As the number of serious sexual assaults escalates across universities, experts say female students often do not want to go to the police, fearing delays and traumatising questioning, and knowing only 1% of rape cases end in conviction. Universities say increasing numbers of women are instead turning to them to investigate...
Why would a university ever decide that this is something they should agree to do?
A student conduct panel, often comprising academics, support staff and students, takes evidence from both sides and decides whether a student has broken the rules by committing sexual misconduct and should be suspended or expelled. Universities stress this is not like a court of law.
Of course it isn't. and a court of law is precisely where allegations of wrongdoing snhould be examined and tested. But as Longrider points out, increasingly, that's not the case. Extrajudicial means are sought, even by those who should know better...
Prof Sir Steve West, the vice-chancellor of the University of the West of England and president of Universities UK until earlier this year, said: “As expulsion is a penalty, parents of the accused often start to raise the stakes by hiring a lawyer. It is a power game, because usually the victim has no representation, and I think it is completely unacceptable and unfair.”

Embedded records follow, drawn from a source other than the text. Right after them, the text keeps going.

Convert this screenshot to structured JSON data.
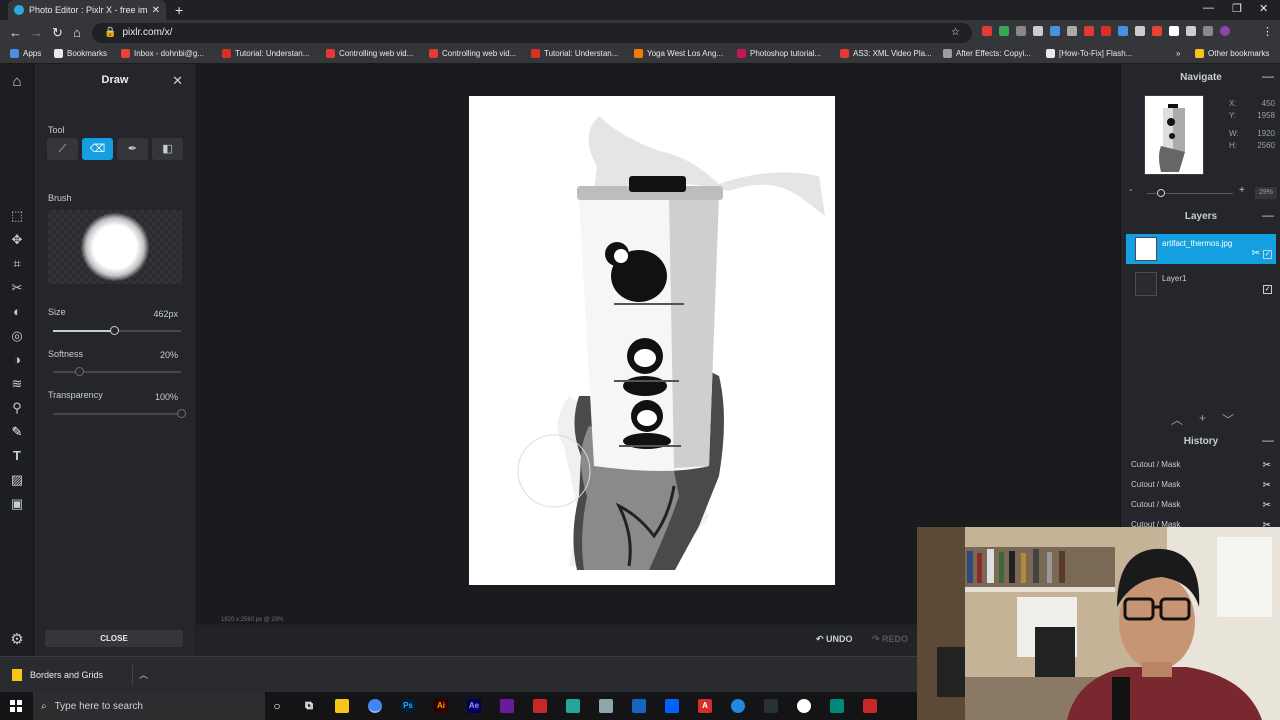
{
  "browser": {
    "tab_title": "Photo Editor : Pixlr X - free image...",
    "url": "pixlr.com/x/",
    "bookmarks": [
      {
        "label": "Apps",
        "color": "#4a90e2"
      },
      {
        "label": "Bookmarks",
        "color": "#e8eaed"
      },
      {
        "label": "Inbox - dohnbi@g...",
        "color": "#ea4335"
      },
      {
        "label": "Tutorial: Understan...",
        "color": "#d93025"
      },
      {
        "label": "Controlling web vid...",
        "color": "#e53935"
      },
      {
        "label": "Controlling web vid...",
        "color": "#e53935"
      },
      {
        "label": "Tutorial: Understan...",
        "color": "#d93025"
      },
      {
        "label": "Yoga West Los Ang...",
        "color": "#f57c00"
      },
      {
        "label": "Photoshop tutorial...",
        "color": "#c2185b"
      },
      {
        "label": "AS3: XML Video Pla...",
        "color": "#e53935"
      },
      {
        "label": "After Effects: Copyi...",
        "color": "#9e9e9e"
      },
      {
        "label": "[How-To-Fix] Flash...",
        "color": "#e8eaed"
      }
    ],
    "other_bookmarks": "Other bookmarks"
  },
  "draw_panel": {
    "title": "Draw",
    "tool_label": "Tool",
    "brush_label": "Brush",
    "size_label": "Size",
    "size_value": "462px",
    "size_level": 0.48,
    "softness_label": "Softness",
    "softness_value": "20%",
    "softness_level": 0.2,
    "transparency_label": "Transparency",
    "transparency_value": "100%",
    "transparency_level": 1.0,
    "close_label": "CLOSE"
  },
  "canvas": {
    "status_text": "1920 x 2560 px @ 29%",
    "undo_label": "UNDO",
    "redo_label": "REDO"
  },
  "navigate": {
    "title": "Navigate",
    "x_label": "X:",
    "x_value": "450",
    "y_label": "Y:",
    "y_value": "1958",
    "w_label": "W:",
    "w_value": "1920",
    "h_label": "H:",
    "h_value": "2560",
    "zoom_minus": "-",
    "zoom_plus": "+",
    "zoom_value": "29%"
  },
  "layers": {
    "title": "Layers",
    "items": [
      {
        "name": "artifact_thermos.jpg",
        "selected": true
      },
      {
        "name": "Layer1",
        "selected": false
      }
    ]
  },
  "history": {
    "title": "History",
    "items": [
      "Cutout / Mask",
      "Cutout / Mask",
      "Cutout / Mask",
      "Cutout / Mask"
    ]
  },
  "download": {
    "filename": "Borders and Grids"
  },
  "taskbar": {
    "search_placeholder": "Type here to search"
  },
  "colors": {
    "accent": "#14a0e0",
    "panel": "#25262b",
    "canvas_bg": "#1a1b1f"
  }
}
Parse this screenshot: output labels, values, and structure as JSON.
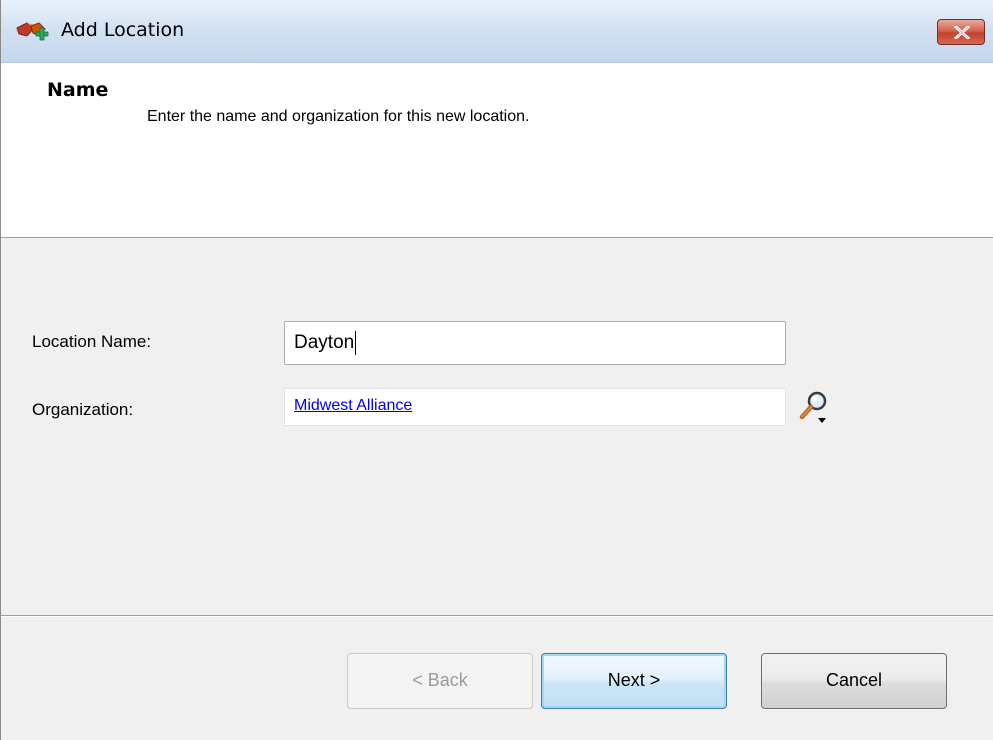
{
  "window": {
    "title": "Add Location",
    "close_label": "x"
  },
  "header": {
    "title": "Name",
    "description": "Enter the name and organization for this new location."
  },
  "form": {
    "location_name_label": "Location Name:",
    "location_name_value": "Dayton",
    "organization_label": "Organization:",
    "organization_value": "Midwest Alliance"
  },
  "buttons": {
    "back": "< Back",
    "next": "Next >",
    "cancel": "Cancel"
  },
  "icons": {
    "app": "location-add-icon",
    "lookup": "magnifier-dropdown-icon",
    "close": "close-icon"
  },
  "colors": {
    "link": "#0000ee",
    "close_button": "#c1432f",
    "default_button_border": "#3c7fb1"
  }
}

No, actually, it's pefectly fair. What you were doing is the unfair approach.
West said that parents “rarely tell us that they’re going to do this in advance”, typically turning up with a lawyer to the final student conduct committee hearing. He worries that this will “drive silence”, with victims frightened of being subjected to exactly the sort of adversarial investigation they wanted to avoid by not complaining to the police.
Unfortunately, there's no avoiding it. Sexual assult almost always takes place in private, so a proper investigation is always going to be adversarial in nature.
Smita Jamdar, a partner at the law firm Shakespeare Martineau who advises universities on sexual assault hearings, said: “There are increasing numbers of students choosing to bring cases of sexual misconduct of all sorts to their university rather than the police, and increasing numbers of very serious allegations.” She added that choking and sadomasochism (S&M) were now “not uncommon”. Jamdar said institutions often brought her firm in because an accused student had hired a lawyer and the university needed support. “Everyone ends up arguing over legal principles that are utterly bamboozling to most student conduct panels,” she said.
Because they aren't the right place or the right people to be handling them.